What this calculator does
This tool evaluates the inverse (arc) trigonometric functions of a real number x and returns the principal-value result in radians. You can compute a single function (arcsine, arccosine, arctangent, arccosecant, arcsecant or arccotangent), or use the grouped options to get the three direct functions or the three reciprocal functions at once. If the input falls outside a function's real domain, the calculator reports that there is no real solution (a complex value would be required instead).
How to use it
Pick a Function from the dropdown, type your value of x, and choose how many significant digits to display. Press calculate. Note that ordinary double-precision arithmetic carries about 15 significant digits, so display options above 15 simply show every digit available. The math itself is unaffected by the display setting.
The formulas explained
The direct functions use the standard principal ranges: arcsine returns a value in \([-\tfrac{\pi}{2}, \tfrac{\pi}{2}]\), arccosine in \([0, \pi]\), and arctangent in the open interval \((-\tfrac{\pi}{2}, \tfrac{\pi}{2})\). Arcsine and arccosine are only defined for \(-1 \le x \le 1\). The reciprocal functions are built from the direct ones:
$$\operatorname{arccsc} x=\arcsin\tfrac{1}{x},\quad \operatorname{arcsec} x=\arccos\tfrac{1}{x}$$both requiring \(|x| \ge 1\) (and \(x \ne 0\)). Arccotangent uses the common \((0, \pi)\) range convention,
$$\operatorname{arccot} x=\tfrac{\pi}{2}-\arctan x$$which keeps the function continuous and always positive, with \(\operatorname{arccot}(0) = \tfrac{\pi}{2}\).
Worked example
With Function = "asin, acos and atan" and \(x = 0.5\):
$$\arcsin(0.5) = 0.5235987755982988\ \text{rad}\ (\tfrac{\pi}{6})$$$$\arccos(0.5) = 1.0471975511965979\ \text{rad}\ (\tfrac{\pi}{3})$$$$\arctan(0.5) = 0.4636476090008061\ \text{rad}$$As a sanity check,
$$\arcsin(0.5) + \arccos(0.5) = \tfrac{\pi}{2} = 1.5707963267948966$$exactly as expected.
FAQ
Why does it say "no real solution"? Because asin/acos need an input between \(-1\) and \(1\), and acsc/asec need \(|x| \ge 1\). Outside those ranges the answer is complex, so no real principal value exists.

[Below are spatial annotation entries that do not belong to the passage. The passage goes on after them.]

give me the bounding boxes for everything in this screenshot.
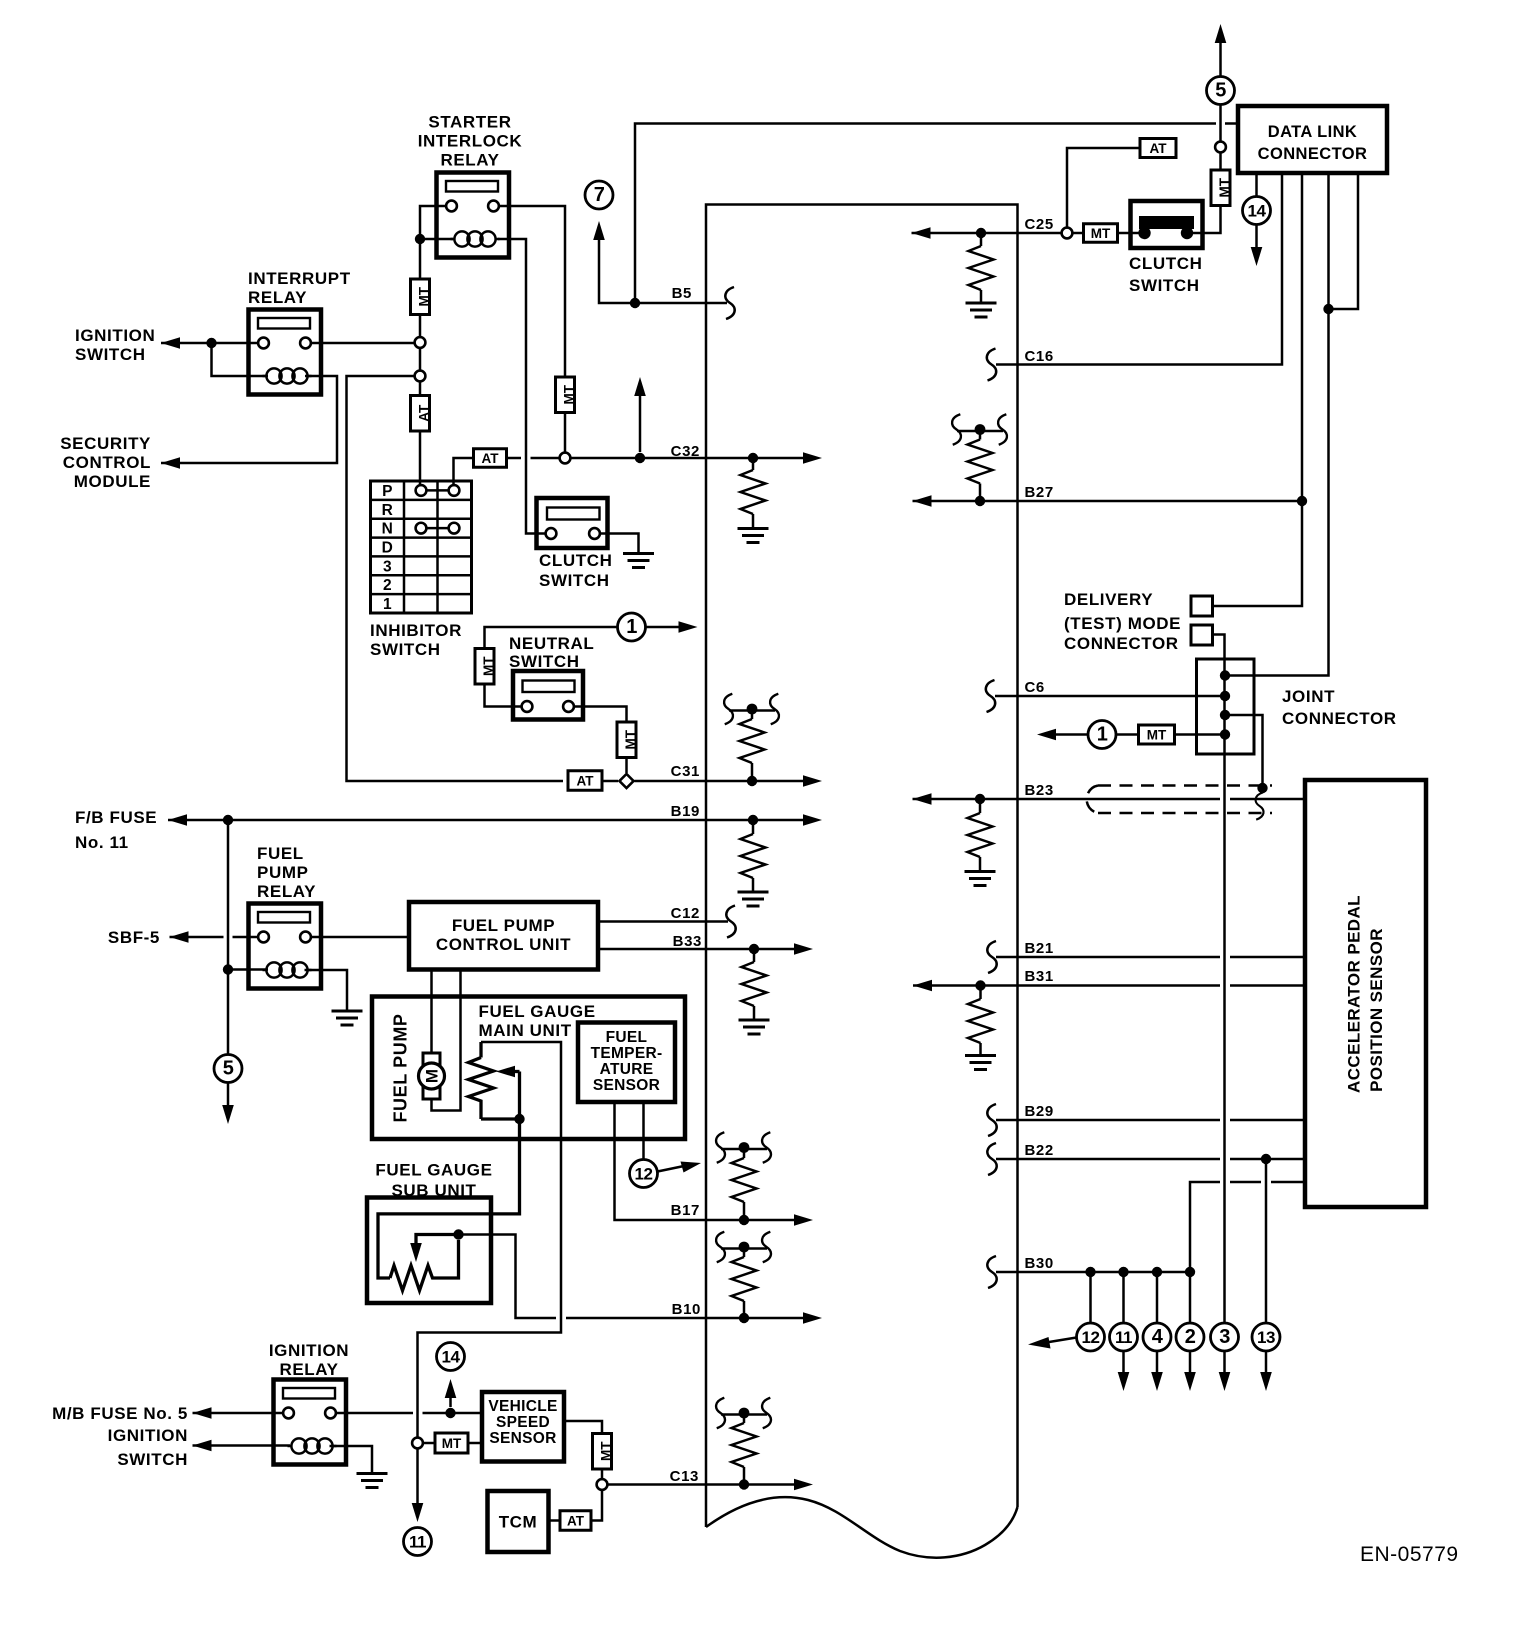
node contact circle AT/MT [1215, 142, 1226, 153]
wire motor bottom loop [432, 970, 461, 1111]
label ignition relay [269, 1341, 349, 1379]
svg-text:SWITCH: SWITCH [509, 652, 580, 671]
svg-text:2: 2 [1185, 1326, 1196, 1348]
wire coil right to ground [305, 970, 348, 1010]
ground ignition relay [357, 1472, 388, 1475]
svg-text:SWITCH: SWITCH [117, 1450, 188, 1469]
svg-text:FUEL: FUEL [257, 844, 304, 863]
svg-text:MAIN UNIT: MAIN UNIT [479, 1021, 572, 1040]
arrow C25 left [912, 227, 931, 239]
wire circle to MT [423, 1442, 435, 1445]
squiggle B5 end [725, 287, 734, 319]
wire dot3 to shield [1225, 715, 1263, 788]
node sub unit junction [453, 1229, 463, 1239]
node B17 resistor junction [739, 1215, 749, 1225]
node C32 junction with up arrow [635, 453, 645, 463]
svg-text:SENSOR: SENSOR [593, 1077, 660, 1094]
ground below B19 resistor [738, 891, 769, 894]
wire circle up through circled 5 to arrow [1219, 42, 1222, 142]
label data link connector [1258, 123, 1368, 163]
svg-text:MT: MT [1217, 177, 1232, 197]
svg-text:FUEL: FUEL [606, 1029, 648, 1046]
node contact circle C25 [1062, 228, 1073, 239]
svg-text:AT: AT [482, 451, 500, 466]
ground clutch switch [623, 552, 654, 555]
label security control module [60, 434, 151, 491]
svg-text:2: 2 [383, 577, 392, 594]
wire AT-C32 branch to P right contact [454, 458, 475, 485]
arrow circled 12 diagonal [658, 1166, 685, 1172]
node contact circle upper [415, 337, 426, 348]
node contact circle MT vss [412, 1438, 423, 1449]
svg-text:1: 1 [1097, 724, 1108, 746]
label fuel gauge main unit [479, 1002, 596, 1040]
fuel gauge sub unit box [367, 1198, 491, 1304]
svg-text:R: R [382, 502, 393, 519]
node joint dot2 [1220, 691, 1230, 701]
wire MT to C32 contact [564, 413, 567, 453]
wiper arrow main unit [505, 1070, 520, 1073]
svg-text:SECURITY: SECURITY [60, 434, 151, 453]
wire ignition switch to coil [193, 1444, 291, 1447]
AT box starter [411, 396, 430, 432]
node B27 junction on pin3 [1297, 496, 1307, 506]
node junction coil feed [223, 964, 233, 974]
svg-text:3: 3 [383, 558, 392, 575]
node B19 resistor junction [748, 815, 758, 825]
resistor below C32 [752, 463, 755, 470]
squiggle B30 [987, 1256, 996, 1288]
wire junction down to coil [212, 343, 269, 376]
clutch switch top right [1131, 201, 1203, 248]
wire stem circled 14 [449, 1392, 452, 1407]
arrow circled 12 to bus [1046, 1338, 1077, 1343]
svg-text:B30: B30 [1025, 1255, 1054, 1272]
wire junction to coil [228, 968, 268, 971]
svg-text:FUEL GAUGE: FUEL GAUGE [375, 1161, 492, 1180]
node B30 junction 4 [1152, 1267, 1162, 1277]
AT box C31 [568, 771, 602, 791]
wire main dot down into sub unit loop [378, 1119, 520, 1278]
svg-text:CONNECTOR: CONNECTOR [1064, 634, 1179, 653]
svg-text:No. 11: No. 11 [75, 833, 129, 852]
svg-text:IGNITION: IGNITION [108, 1426, 188, 1445]
wire MT to C13 circle [601, 1469, 604, 1479]
squiggle B21 [987, 941, 996, 973]
arrow B33 right [794, 943, 813, 955]
svg-text:PUMP: PUMP [257, 863, 309, 882]
node circled 11 [404, 1528, 432, 1556]
wire joint vertical through box [1223, 659, 1226, 1323]
svg-text:NEUTRAL: NEUTRAL [509, 634, 594, 653]
wire AT to C25 vertical [1067, 148, 1140, 228]
resistor below B19 [752, 825, 755, 834]
wire C12 from control unit [598, 920, 728, 923]
svg-text:RELAY: RELAY [440, 151, 499, 170]
svg-text:SWITCH: SWITCH [370, 640, 441, 659]
svg-text:B17: B17 [671, 1202, 700, 1219]
wire B22 row [996, 1158, 1305, 1161]
node joint dot3 [1220, 710, 1230, 720]
accelerator pedal position sensor box [1305, 780, 1426, 1207]
svg-text:3: 3 [1219, 1326, 1230, 1348]
wire MT to neutral left contact [485, 684, 522, 707]
svg-text:C13: C13 [670, 1468, 699, 1485]
arrow ignition switch [161, 337, 180, 349]
node circled 13 bottom [1252, 1323, 1280, 1351]
ground below B31 resistor [965, 1054, 996, 1057]
svg-text:5: 5 [1215, 80, 1226, 102]
arrow down [1219, 1372, 1231, 1391]
node contact circle C13 [597, 1479, 608, 1490]
ground below B23 resistor [965, 870, 996, 873]
arrow ignition switch bottom [193, 1440, 212, 1452]
arrow down [1118, 1372, 1130, 1391]
svg-text:AT: AT [1150, 141, 1168, 156]
svg-text:SBF-5: SBF-5 [108, 928, 160, 947]
wire B5 row [629, 302, 727, 305]
node circled 14 top [1243, 197, 1271, 225]
resistor above C13 [743, 1413, 746, 1423]
label F/B fuse [75, 808, 157, 852]
label fuel gauge sub unit [375, 1161, 492, 1201]
svg-text:DELIVERY: DELIVERY [1064, 590, 1153, 609]
arrow C13 right [794, 1479, 813, 1491]
arrow B27 left [913, 495, 932, 507]
svg-text:RELAY: RELAY [279, 1360, 338, 1379]
svg-text:13: 13 [1257, 1328, 1275, 1347]
resistor below C25 [980, 238, 983, 246]
svg-text:CONTROL: CONTROL [63, 453, 151, 472]
fuel pump assembly box [372, 997, 685, 1140]
node B31 resistor junction [975, 980, 985, 990]
wire B27 row [913, 500, 1303, 503]
wire up arrow stem [639, 394, 642, 452]
wire down to circled 4 [1156, 1272, 1159, 1323]
wire circle down to circled 11 [416, 1449, 419, 1511]
node junction ignition [206, 338, 216, 348]
wire MT to clutch switch [1118, 232, 1141, 235]
svg-text:N: N [382, 521, 393, 538]
wire down to circled 11 [1122, 1272, 1125, 1323]
MT box starter right [556, 377, 575, 413]
node circled 2 bottom [1176, 1323, 1204, 1351]
node B5 junction [630, 298, 640, 308]
svg-text:M: M [423, 1069, 442, 1083]
svg-text:1: 1 [626, 616, 637, 638]
svg-text:JOINT: JOINT [1282, 687, 1335, 706]
wire lower contact circle to C31 long run [347, 376, 564, 781]
arrow DLC pin1 down [1251, 247, 1263, 266]
resistor above B10 [743, 1247, 746, 1257]
svg-text:DATA LINK: DATA LINK [1268, 123, 1357, 141]
wire B21 row [996, 956, 1305, 959]
label fuel pump relay [257, 844, 316, 901]
node circled 11 bottom [1110, 1323, 1138, 1351]
node C25 resistor junction [976, 228, 986, 238]
svg-text:ATURE: ATURE [600, 1061, 654, 1078]
arrow up top [1215, 24, 1227, 43]
svg-text:IGNITION: IGNITION [269, 1341, 349, 1360]
resistor above B17 [743, 1148, 746, 1159]
wire relay left contact to MT [420, 206, 446, 279]
node circled 3 bottom [1211, 1323, 1239, 1351]
vehicle speed sensor box [482, 1392, 564, 1462]
svg-text:C31: C31 [671, 763, 700, 780]
fuel temperature sensor box [578, 1023, 675, 1103]
node main unit junction [514, 1114, 524, 1124]
svg-text:11: 11 [409, 1533, 426, 1552]
label starter interlock relay [418, 113, 523, 170]
wire B19 row [168, 819, 803, 822]
svg-text:FUEL GAUGE: FUEL GAUGE [479, 1002, 596, 1021]
svg-text:C12: C12 [671, 905, 700, 922]
main unit resistor [479, 1042, 482, 1058]
shield break above B17 [721, 1148, 767, 1151]
shield break above B27 [957, 430, 1003, 433]
node B10 resistor junction [739, 1313, 749, 1323]
svg-text:TEMPER-: TEMPER- [591, 1045, 663, 1062]
wire SBF-5 to relay contact [170, 936, 259, 939]
wire arrow below circle [1156, 1351, 1159, 1379]
node B30 junction 12 [1085, 1267, 1095, 1277]
svg-text:12: 12 [1082, 1328, 1100, 1347]
node circled 14 bottom [437, 1343, 465, 1371]
arrow down [1260, 1372, 1272, 1391]
node circled 4 bottom [1143, 1323, 1171, 1351]
wire arrow below circle [1265, 1351, 1268, 1379]
wire main resistor top to B10 long [418, 1042, 562, 1438]
wiper arrow sub unit [416, 1235, 459, 1249]
wire C6 row [995, 695, 1225, 698]
svg-text:AT: AT [577, 774, 595, 789]
svg-text:MODULE: MODULE [74, 472, 151, 491]
delivery connector square 2 [1191, 625, 1213, 645]
svg-text:B31: B31 [1025, 968, 1054, 985]
fuel pump motor [419, 1053, 445, 1099]
MT box joint [1139, 725, 1175, 744]
wire DLC pin5 to pin4 [1329, 173, 1359, 309]
node B33 resistor junction [749, 944, 759, 954]
svg-text:CONTROL UNIT: CONTROL UNIT [436, 935, 571, 954]
arrow up from C32 [634, 377, 646, 396]
wire C32 row [571, 457, 804, 460]
wire M/B fuse row [193, 1412, 284, 1415]
sub unit resistor horizontal [390, 1240, 459, 1291]
MT box C25 [1084, 224, 1118, 243]
MT box neutral right [617, 722, 636, 758]
svg-text:VEHICLE: VEHICLE [488, 1398, 557, 1415]
node inhibitor P contacts [421, 489, 454, 492]
ground fuel pump relay [332, 1010, 363, 1013]
resistor above B27 [979, 430, 982, 440]
wire circle to MT [1073, 232, 1084, 235]
wire VSS to MT right [564, 1421, 602, 1434]
wire down to circled 12 [1089, 1272, 1092, 1323]
wire circled1 line left to MT [485, 627, 618, 649]
label interrupt relay [248, 269, 351, 307]
svg-text:B27: B27 [1025, 484, 1054, 501]
wire relay right contact to control unit [311, 936, 409, 939]
node C31 diamond contact [619, 774, 633, 788]
wire temp sensor right pin to circled 12 [642, 1102, 645, 1160]
svg-text:B29: B29 [1025, 1103, 1054, 1120]
svg-text:CONNECTOR: CONNECTOR [1282, 709, 1397, 728]
MT box vss [435, 1433, 468, 1453]
svg-text:4: 4 [1152, 1326, 1164, 1348]
node C32 resistor junction [748, 453, 758, 463]
node circled 5 top [1207, 77, 1235, 105]
label neutral switch [509, 634, 594, 671]
svg-text:C16: C16 [1025, 348, 1054, 365]
svg-text:SWITCH: SWITCH [75, 345, 146, 364]
wire coil right to ground [330, 1446, 373, 1472]
label fuel pump control unit [436, 916, 571, 954]
arrow down [1184, 1372, 1196, 1391]
resistor above C31 [751, 709, 754, 719]
wire C31 diamond to right [635, 780, 804, 783]
neutral switch box [513, 671, 583, 720]
arrow down [1151, 1372, 1163, 1391]
svg-text:MT: MT [442, 1436, 462, 1451]
wire circled7 stem to B5 [599, 235, 629, 303]
arrow C31 right [803, 775, 822, 787]
wire circled1 to arrow [1054, 733, 1088, 736]
svg-text:MT: MT [562, 384, 577, 404]
arrow F/B fuse left [168, 814, 187, 826]
shield pigtail squiggle [1256, 792, 1264, 819]
wire wiper down to dot [518, 1072, 521, 1120]
label delivery test mode connector [1064, 590, 1181, 653]
node B30 junction 11 [1118, 1267, 1128, 1277]
starter interlock relay [437, 173, 510, 258]
wire arrow below circle [1189, 1351, 1192, 1379]
wire neutral right contact to MT [574, 707, 627, 723]
wire square2 to joint vertical [1213, 635, 1225, 660]
wire MT to contact circle [419, 315, 422, 338]
wire MT to C31 diamond [625, 758, 628, 774]
wire clutch right lead up through MT [1187, 206, 1221, 234]
wire sub unit dot to B10 [459, 1235, 804, 1319]
arrow B19 right [803, 814, 822, 826]
node C13 resistor junction [739, 1479, 749, 1489]
svg-text:7: 7 [594, 184, 605, 206]
label clutch switch top [1129, 254, 1202, 295]
squiggle C16 [987, 349, 996, 381]
wire C13 row [608, 1483, 804, 1486]
svg-text:14: 14 [442, 1348, 461, 1367]
svg-text:FUEL PUMP: FUEL PUMP [391, 1013, 411, 1122]
wire temp sensor left pin to B17 [615, 1102, 804, 1220]
svg-text:MT: MT [481, 656, 496, 676]
fuel pump control unit box [409, 902, 598, 970]
node joint dot4 [1220, 729, 1230, 739]
node circled 5 down [214, 1055, 242, 1083]
node circled 1 top [618, 613, 646, 641]
svg-text:CONNECTOR: CONNECTOR [1258, 145, 1368, 163]
wire relay right contact to MT right [499, 206, 565, 377]
svg-text:TCM: TCM [499, 1513, 538, 1532]
svg-text:MT: MT [623, 729, 638, 749]
node B22 junction [1261, 1154, 1271, 1164]
wire B29 row [996, 1119, 1305, 1122]
arrow down circled 11 [412, 1503, 424, 1522]
svg-text:14: 14 [1248, 202, 1267, 221]
svg-text:EN-05779: EN-05779 [1360, 1543, 1459, 1566]
shield break above B10 [721, 1247, 767, 1250]
arrow up to circled 7 [593, 221, 605, 240]
label ignition switch top [75, 326, 155, 364]
svg-text:SWITCH: SWITCH [539, 571, 610, 590]
wire B5 vertical to top run [635, 124, 1238, 304]
svg-text:5: 5 [223, 1058, 234, 1080]
ignition relay [274, 1380, 347, 1465]
wire ignition switch line [161, 342, 259, 345]
MT box neutral left [475, 649, 494, 685]
svg-text:FUEL PUMP: FUEL PUMP [452, 916, 555, 935]
dashed shield around B23 [1087, 786, 1272, 814]
wire clutch switch to ground [600, 534, 639, 553]
arrow B17 right [794, 1214, 813, 1226]
arrow B23 left [913, 793, 932, 805]
node shield dot [1257, 783, 1267, 793]
wire vertical B19 to circled 5 [227, 820, 230, 1055]
joint connector box [1197, 659, 1255, 754]
svg-text:M/B FUSE No. 5: M/B FUSE No. 5 [52, 1404, 188, 1423]
svg-text:AT: AT [567, 1514, 585, 1529]
svg-text:B22: B22 [1025, 1142, 1054, 1159]
wire DLC pin4 down to joint connector [1225, 173, 1329, 676]
wire coil right to security module [161, 376, 337, 463]
svg-text:B33: B33 [673, 933, 702, 950]
AT box near C32 [474, 449, 507, 468]
arrow SBF-5 [170, 931, 189, 943]
svg-text:CLUTCH: CLUTCH [539, 551, 612, 570]
label joint connector [1282, 687, 1397, 728]
wire MT to VSS [468, 1442, 482, 1445]
wire circled1 to arrow [646, 626, 681, 629]
svg-text:C25: C25 [1025, 216, 1054, 233]
wire bus wavy bottom [706, 1497, 1018, 1558]
node junction circled 14 [445, 1408, 455, 1418]
data link connector box [1238, 106, 1387, 173]
arrow C32 right [803, 452, 822, 464]
wire relay right contact to VSS [336, 1412, 482, 1415]
ground below C25 resistor [966, 302, 997, 305]
wire DLC pin3 to delivery connector [1213, 173, 1303, 606]
node inhibitor N contacts [421, 527, 454, 530]
label ignition switch bottom [108, 1426, 188, 1469]
arrow circled 1 left [1037, 729, 1056, 741]
svg-text:12: 12 [635, 1165, 653, 1184]
svg-text:IGNITION: IGNITION [75, 326, 155, 345]
wire DLC pin1 [1255, 173, 1258, 249]
wire AT to TCM [549, 1519, 561, 1522]
arrow up to circled 14 [445, 1379, 457, 1398]
delivery connector square 1 [1191, 596, 1213, 616]
TCM box [488, 1491, 549, 1552]
label clutch switch [539, 551, 612, 590]
wire resistor bottom to dot [481, 1117, 520, 1120]
node circled 12 [630, 1160, 658, 1188]
MT box right of VSS [593, 1434, 612, 1470]
svg-text:SPEED: SPEED [496, 1414, 550, 1431]
node B19 left junction [223, 815, 233, 825]
wire B30 row [996, 1271, 1189, 1274]
svg-text:F/B FUSE: F/B FUSE [75, 808, 157, 827]
svg-text:SWITCH: SWITCH [1129, 276, 1200, 295]
shield break above C13 [721, 1413, 767, 1416]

How do I convert to degrees? Multiply any radian result by \(180/\pi\) (about \(57.29578\)). The calculator keeps radians as the default output unit.
Which arccotangent convention is used? The \((0, \pi)\) branch, \(\operatorname{acot}(x) = \tfrac{\pi}{2} - \arctan x\). This is the most common convention in math references and gives \(\operatorname{acot}(0) = \tfrac{\pi}{2}\).